So are there any cases of acceptability without grammaticality? I believe the best examples are those where we find subliminal island effects (see here for discussion). In such cases we find sentences that are judged acceptable under the right interpretation. Despite this, they display the kinds of super-additivity effects that characterize islands. It seems reasonable to me to describe these strings as ungrammatical (i.e. violate island conditions) despite their being acceptable.
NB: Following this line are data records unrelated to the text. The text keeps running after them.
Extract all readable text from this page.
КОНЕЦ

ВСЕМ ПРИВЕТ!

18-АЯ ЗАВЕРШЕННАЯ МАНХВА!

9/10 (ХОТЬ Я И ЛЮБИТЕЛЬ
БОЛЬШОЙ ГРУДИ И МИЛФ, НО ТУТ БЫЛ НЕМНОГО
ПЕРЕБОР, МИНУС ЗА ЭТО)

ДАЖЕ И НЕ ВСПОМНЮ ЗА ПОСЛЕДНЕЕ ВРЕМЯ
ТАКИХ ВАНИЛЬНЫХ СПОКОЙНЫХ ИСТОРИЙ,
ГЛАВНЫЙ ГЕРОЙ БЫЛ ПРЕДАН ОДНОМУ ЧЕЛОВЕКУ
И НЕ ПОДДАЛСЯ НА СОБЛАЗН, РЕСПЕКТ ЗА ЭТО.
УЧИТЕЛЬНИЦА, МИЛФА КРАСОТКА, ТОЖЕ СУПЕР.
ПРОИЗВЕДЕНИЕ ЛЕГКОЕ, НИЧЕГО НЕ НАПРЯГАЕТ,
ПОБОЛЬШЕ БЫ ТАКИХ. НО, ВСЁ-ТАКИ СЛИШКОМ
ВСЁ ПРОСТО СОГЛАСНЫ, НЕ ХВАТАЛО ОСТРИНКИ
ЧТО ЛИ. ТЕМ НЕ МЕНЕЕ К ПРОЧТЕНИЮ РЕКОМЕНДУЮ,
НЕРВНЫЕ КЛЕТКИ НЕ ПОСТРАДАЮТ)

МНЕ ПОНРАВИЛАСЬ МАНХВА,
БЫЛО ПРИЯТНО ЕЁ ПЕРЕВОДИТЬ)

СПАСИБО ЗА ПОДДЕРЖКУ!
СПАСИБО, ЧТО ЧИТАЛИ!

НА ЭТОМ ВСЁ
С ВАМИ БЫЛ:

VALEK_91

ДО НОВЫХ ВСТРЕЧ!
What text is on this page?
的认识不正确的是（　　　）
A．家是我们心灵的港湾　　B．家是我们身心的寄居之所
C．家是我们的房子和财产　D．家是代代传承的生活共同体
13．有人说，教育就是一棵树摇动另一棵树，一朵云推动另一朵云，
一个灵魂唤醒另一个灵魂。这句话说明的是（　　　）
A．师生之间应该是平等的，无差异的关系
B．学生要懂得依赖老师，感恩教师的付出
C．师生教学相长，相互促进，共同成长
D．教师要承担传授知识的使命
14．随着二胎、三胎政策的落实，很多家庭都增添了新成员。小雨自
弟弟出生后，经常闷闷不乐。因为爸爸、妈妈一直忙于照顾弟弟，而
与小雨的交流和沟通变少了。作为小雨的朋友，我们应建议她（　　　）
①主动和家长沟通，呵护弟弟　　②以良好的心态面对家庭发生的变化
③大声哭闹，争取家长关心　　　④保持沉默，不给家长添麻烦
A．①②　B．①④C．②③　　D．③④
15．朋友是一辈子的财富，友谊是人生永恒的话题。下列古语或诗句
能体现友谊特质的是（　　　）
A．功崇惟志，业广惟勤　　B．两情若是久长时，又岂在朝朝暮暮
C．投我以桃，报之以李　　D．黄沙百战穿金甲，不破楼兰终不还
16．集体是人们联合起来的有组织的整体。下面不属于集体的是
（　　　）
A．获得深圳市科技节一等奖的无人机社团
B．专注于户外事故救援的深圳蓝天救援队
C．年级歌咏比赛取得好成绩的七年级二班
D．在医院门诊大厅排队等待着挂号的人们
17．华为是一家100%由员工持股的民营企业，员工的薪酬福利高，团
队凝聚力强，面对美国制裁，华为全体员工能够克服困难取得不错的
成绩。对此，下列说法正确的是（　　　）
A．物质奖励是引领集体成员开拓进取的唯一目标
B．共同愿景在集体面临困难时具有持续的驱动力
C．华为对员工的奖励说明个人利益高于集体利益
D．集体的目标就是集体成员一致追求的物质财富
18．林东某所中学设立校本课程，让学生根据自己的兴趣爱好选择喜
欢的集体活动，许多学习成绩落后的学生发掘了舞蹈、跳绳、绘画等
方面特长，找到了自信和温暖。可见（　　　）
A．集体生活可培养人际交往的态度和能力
What this means is that for cases such as these the super-additivity profile is a more sensitive measure of grammaticality than is the bare acceptability judgment. In fact, assuming that the sentence violates islands restrictions explains why we find the super-additivity profile.  Of course, we would love to know why in these cases (but not in many other island violating examples) ungrammaticality does not lead to unacceptability. But not knowing why this is so, does not in and of itself compromise the conclusion that sentences these acceptable sentences are ungrammatical.[2]

So, (un)acceptability does not imply (un)grammaticality, nor vice versa. How then can the former be used as a probe into the latter? Well, because this relation is stable often enough. In other words, over a very large domain acceptability judgments track grammaticality judgments, and that is good enough. In fact, as I’ve mentioned more than once, Sprouse, Almeida, and Schutze have shown that these data are very robust and very reliable over a very wide range, and thus are excellent probes into grammaticality. Of course, this does not mean that they such judgments are infallible indicators of grammatical structure, but then nobody thought that they ever were. Let me elaborate on this.

We’ve known for a very long time that acceptability is affected by many factors (see Aspects:10-15 for an early sophisticated discussion of these issues), including sentence length, word frequencies, number of referential DPs employed, intonation and prosody, types of embedding, priming, kinds of dependency resolutions required, among others. These factors combine to yield a judgment of (un)acceptability on a given occasion. And these are expected to be (and acknowledged to be) a matter of degree. One of the things that linguists try to do in probing for grammaticality is to compensate for these factors by comparing sentences of similar complexity to one another to isolate the grammatical contribution to the judgment in a particular case (e.g. we compare sentences of equal degree of embedding when probing for island effects). This is frequently doable, though we currently have no detailed account of how these factors interact to produce any given judgment. Let me repeat this: though we don’t have a general theory of acceptability judgments, we have a pretty good idea what factors are involved and when we are careful (and even when we are not, as Sprouse has shown) we can control for these and allow the grammatical factor to shine thorough a particular judgment. In other words, we can set up a specific experimental situation that reliably tests for G-factors (i.e. we can test whether G-factors are causally relevant in the standard way that experiments typically do, by controlling the hell out of the other factors). This is standard practice in the real sciences, where unpacking interaction effects is the main aim of experimentation. I see no reason why the same should not hold in linguistics.[3]

It is worth noting that the problem of understanding complex data (i.e data that is reasonably taken to be the result of many causally interacting factors) is not limited to linguistics. It is a common feature of the real sciences (e.g. physics). Geoffrey Joseph has a nice (old) paper discussing this, where he notes (786):[4]

Success at the construction and testing of theories often does not proceed by attempting to explain all, or even most, of the actually available data. Either by selecting appropriate naturally occurring data or by producing appropriate data in the laboratory, the theorist implicitly acknowledges …his decomposing the causal factors at work into more comprehensible components. A consequence of this feature of his methodology is that we are often in the position of having very well-confirmed fundamental theories at hand, but at the same time being unable to formulate complete deductive explanations of natural (complex) phenomena.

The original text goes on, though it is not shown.